The greeters are nice too, but the most recent, Rich, moved to Tuesdays and Thursdays only, leaving the Sunday morning greeter slot empty.
On the cooking aisle I ran into Bob. I have only come to know Bob-people in the last year. Prior to that, I do not recall many memorable Bob-people. I now know two Bob-people, one on the cooking aisle and one further away, in the land of New Jersey.
As with Bob of New Jersey, Bob of the Cooking Aisle is nice too. He works at the grocery store, using an electronic gizmo to size up shelves that need restocking.
Bob of the Cooking Aisle and I fell to chatting, then a longer discussion on the vicissitudes of divorce and my $4,000 legal bill.
There is a point in any real conversation when chat turns to talk and the polite salutation of summary greeting falls away. Conditions – life and times – can be shared then, regardless of social status, age or intellectual predilection.
So it was with Bob of the Cooking Aisle.
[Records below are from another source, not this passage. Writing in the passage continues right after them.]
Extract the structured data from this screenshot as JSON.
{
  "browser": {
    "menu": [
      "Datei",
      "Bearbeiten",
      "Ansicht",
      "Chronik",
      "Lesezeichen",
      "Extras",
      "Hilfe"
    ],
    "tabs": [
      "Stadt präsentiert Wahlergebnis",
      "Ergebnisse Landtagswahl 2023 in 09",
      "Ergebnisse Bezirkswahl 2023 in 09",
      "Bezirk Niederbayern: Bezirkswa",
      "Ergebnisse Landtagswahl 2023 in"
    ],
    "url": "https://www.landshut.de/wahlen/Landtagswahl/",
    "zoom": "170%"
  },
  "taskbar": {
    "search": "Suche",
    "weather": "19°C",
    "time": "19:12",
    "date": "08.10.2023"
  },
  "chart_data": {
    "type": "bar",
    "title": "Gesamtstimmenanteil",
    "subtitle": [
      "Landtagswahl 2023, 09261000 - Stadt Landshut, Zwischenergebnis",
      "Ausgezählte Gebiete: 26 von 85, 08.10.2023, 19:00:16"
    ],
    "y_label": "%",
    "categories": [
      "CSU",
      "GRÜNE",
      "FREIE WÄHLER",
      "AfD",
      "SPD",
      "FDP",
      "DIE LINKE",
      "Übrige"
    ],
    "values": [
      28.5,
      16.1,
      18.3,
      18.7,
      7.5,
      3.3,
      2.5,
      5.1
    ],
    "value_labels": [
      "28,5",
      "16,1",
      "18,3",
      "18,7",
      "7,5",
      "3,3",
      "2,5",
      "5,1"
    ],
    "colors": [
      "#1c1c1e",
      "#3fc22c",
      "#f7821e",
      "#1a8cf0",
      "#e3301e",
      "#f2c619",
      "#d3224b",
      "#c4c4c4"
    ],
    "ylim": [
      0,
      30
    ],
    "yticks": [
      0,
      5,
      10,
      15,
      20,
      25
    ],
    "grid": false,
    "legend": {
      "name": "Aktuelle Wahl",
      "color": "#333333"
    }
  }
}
As the talk took a necessary turn back to the shoppping and gizmo-zapping at hand, I began walking up and down the cooking aisle, looking for several errant spices.
Somewhere between the cake mix and the coriander, I realized I was trapped forever on the cooking aisle, unnerved by the discussion of meaningless financial ruin. Repeatedly referring to my list, seeking, not finding.
Up and down the aisle, a nervous cross between a widow’s walk and the desperate necessity of finding just the right hat before my turn on the gallows pole. All that was missing was unbound hair, streaming eyes, and the throat to toe disheveled black mourning dress.
With some grace, Bob of the Cooking Aisle asked what I was looking for. He located it, right in front of me (but you knew that), liberating me from purgatory on the cooking aisle.
The alchemist, they say, is cooked while cooking. And what better place than on the cooking aisle.